(Photo courtesy Paul)
New parking signs are up at Don Armeni Boat Ramp – not new rules, but new signs (though a related rule change is under consideration). Thanks to a tip, we were already working on a story about the new signs before police explained them at last night’s Alki Community Council meeting. The signs, and other ACC toplines, including the SPD plan for Alki this summer, and Homestead/Fir Lodge updates from the Southwest Seattle Historical Society, ahead …
The Don Armeni parking signs were part of the update from Southwest Precinct Operations Lt. Ron Smith. The Parks Department put them up Wednesday. We had subsequently inquired with Parks – the explanation, via Parks spokesperson David Takami:
The rules at Don Armeni haven’t changed — we’ve just installed new signs to
be more clear about what the rules are. Seattle Police asked us to clarify the parking rules here–again, not to change them, just to clarify them, so that they could be fair and consistent in enforcing them.
There’s already quite a bit of single-car parking at Don Armeni: 16 single-car spaces in all, eight on each side of the boat ramp parking. To maximize the available single-car parking, we’re considering a recommendation to set a two-hour limit. That would ensure that the single-car parking spaces are available to park users rather than being used for commuter parking.
(Tipster Paul had in fact noted that most of those spaces seem to be taken up by Water Taxi commuters.) Lt. Smith described the problem in similar terms: It wasn’t that people weren’t trying to comply with the previous signs, but it seemed, they had difficulty understanding the way those signs had laid out the rules. These signs are seeking to clarify. And if that doesn’t work, SPD has enforcement out and about as needed.
On to the summer plan for Alki: As always, Lt. Smith said, the major areas of concern are underage drinking, traffic, and “behavior.” Police are seeking to be sure the right tone is set at the start of the season – which means consistent police presence. The newly expanded bicycle patrol will be an important part of that, but even bigger than that will be the new mobile precinct – no arrival date yet but Lt. Smith says they expect it will be delivered before the start of the summer season.
Another emphasis right now involving Alki: Police are trying to reel in the racing. Alki and Seward Park are the two hot spots, and when SPD shows up in one spot, the racers head off toward the other. Lt. Smith says SPD has plans in place to thwart that this summer.
Last but by no means least, he brought up the overall increase in crime in West Seattle/South Park over the past month, compared to the same time last year, as shown on this slide from this week’s SeaStat briefing downtown – everything in red is a category that’s up year-to-year in that four-week span:
Lt. Smith says they’re making progress by arresting some of the major offenders and working to identify others. (We’ll see if that’s reflected in the next crime-trends update, next Tuesday at the West Seattle Crime Prevention Council meeting, 7 pm at the precinct.)

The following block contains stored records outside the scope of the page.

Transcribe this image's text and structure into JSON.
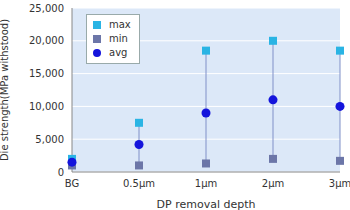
{
  "chart_data": {
    "type": "scatter",
    "x_label": "DP removal depth",
    "y_label": "Die strength(MPa withstood)",
    "categories": [
      "BG",
      "0.5μm",
      "1μm",
      "2μm",
      "3μm"
    ],
    "series": [
      {
        "name": "max",
        "color": "#2ab4e4",
        "marker": "square",
        "values": [
          2000,
          7500,
          18500,
          20000,
          18500
        ]
      },
      {
        "name": "min",
        "color": "#6c76a8",
        "marker": "square",
        "values": [
          1000,
          1000,
          1300,
          2000,
          1700
        ]
      },
      {
        "name": "avg",
        "color": "#1414dc",
        "marker": "circle",
        "values": [
          1500,
          4200,
          9000,
          11000,
          10000
        ]
      }
    ],
    "ylim": [
      0,
      25000
    ],
    "yticks": [
      0,
      {
        "value": 5000,
        "label": "5,000"
      },
      {
        "value": 10000,
        "label": "10,000"
      },
      {
        "value": 15000,
        "label": "15,000"
      },
      {
        "value": 20000,
        "label": "20,000"
      },
      {
        "value": 25000,
        "label": "25,000"
      }
    ],
    "grid": true,
    "legend": "upper left"
  }
}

ALKI HOMESTEAD/FIR LODGE UPDATE, AND WHAT ELSE SWSHS IS UP TO: Clay Eals, executive director of the Southwest Seattle Historical Society, says new owner Dennis Schilling has many details to work out. For starters, SWSHS has helped him connect with a structural engineer who’s doing a survey of the building. And a cleanup crew is getting rid of some of the amassed junk inside – debris and random items in the old kitchen area. SWSHS will eventually be providing updates on the renovation project via its website.

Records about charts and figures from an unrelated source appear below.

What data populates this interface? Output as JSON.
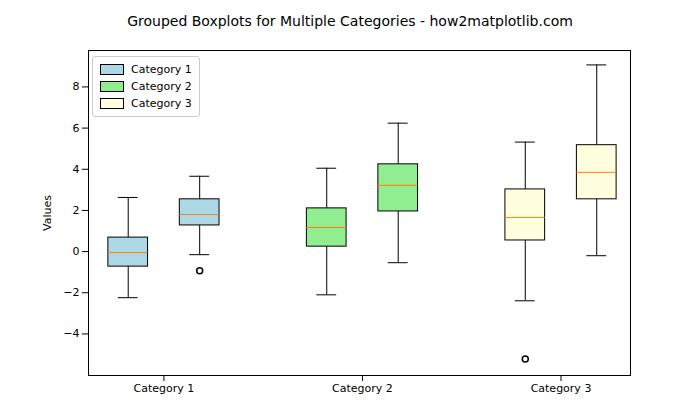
{
  "chart_data": {
    "type": "boxplot",
    "title": "Grouped Boxplots for Multiple Categories - how2matplotlib.com",
    "y_label": "Values",
    "categories": [
      "Category 1",
      "Category 2",
      "Category 3"
    ],
    "series": [
      {
        "name": "Category 1",
        "color": "#add8e6",
        "boxes": [
          {
            "whisker_low": -2.24,
            "q1": -0.73,
            "median": -0.05,
            "q3": 0.68,
            "whisker_high": 2.63,
            "outliers": []
          },
          {
            "whisker_low": -0.15,
            "q1": 1.27,
            "median": 1.8,
            "q3": 2.54,
            "whisker_high": 3.66,
            "outliers": [
              -0.93
            ]
          }
        ]
      },
      {
        "name": "Category 2",
        "color": "#90ee90",
        "boxes": [
          {
            "whisker_low": -2.1,
            "q1": 0.24,
            "median": 1.17,
            "q3": 2.1,
            "whisker_high": 4.05,
            "outliers": []
          },
          {
            "whisker_low": -0.54,
            "q1": 1.95,
            "median": 3.22,
            "q3": 4.24,
            "whisker_high": 6.24,
            "outliers": []
          }
        ]
      },
      {
        "name": "Category 3",
        "color": "#ffffe0",
        "boxes": [
          {
            "whisker_low": -2.39,
            "q1": 0.54,
            "median": 1.66,
            "q3": 3.02,
            "whisker_high": 5.32,
            "outliers": [
              -5.22
            ]
          },
          {
            "whisker_low": -0.2,
            "q1": 2.54,
            "median": 3.85,
            "q3": 5.17,
            "whisker_high": 9.07,
            "outliers": []
          }
        ]
      }
    ],
    "ylim": [
      -6.02,
      9.77
    ],
    "yticks": [
      -4,
      -2,
      0,
      2,
      4,
      6,
      8
    ],
    "grid": false,
    "legend": "upper left"
  }
}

Events ahead: On (corrected date) June 5th – one day before the anniversary of the totem-pole dedication at SWSHS’s headquarters, the Log House Museum – Alki and Schmitz Park Elementaries’ students will walk over to the museum again, and this time they’ll be in a photo taken on the Homestead’s lawn. And on the 4th of July, always a big holiday for SWSHS, a fried-chicken cookoff is planned, followed by a This Place Still Matters group shot on the fifth anniversary of the “This Place Matters” photo expressing concern for the Homestead’s future.
The Alki Community Council usually meets third Thursdays, 7 pm, at Alki UCC.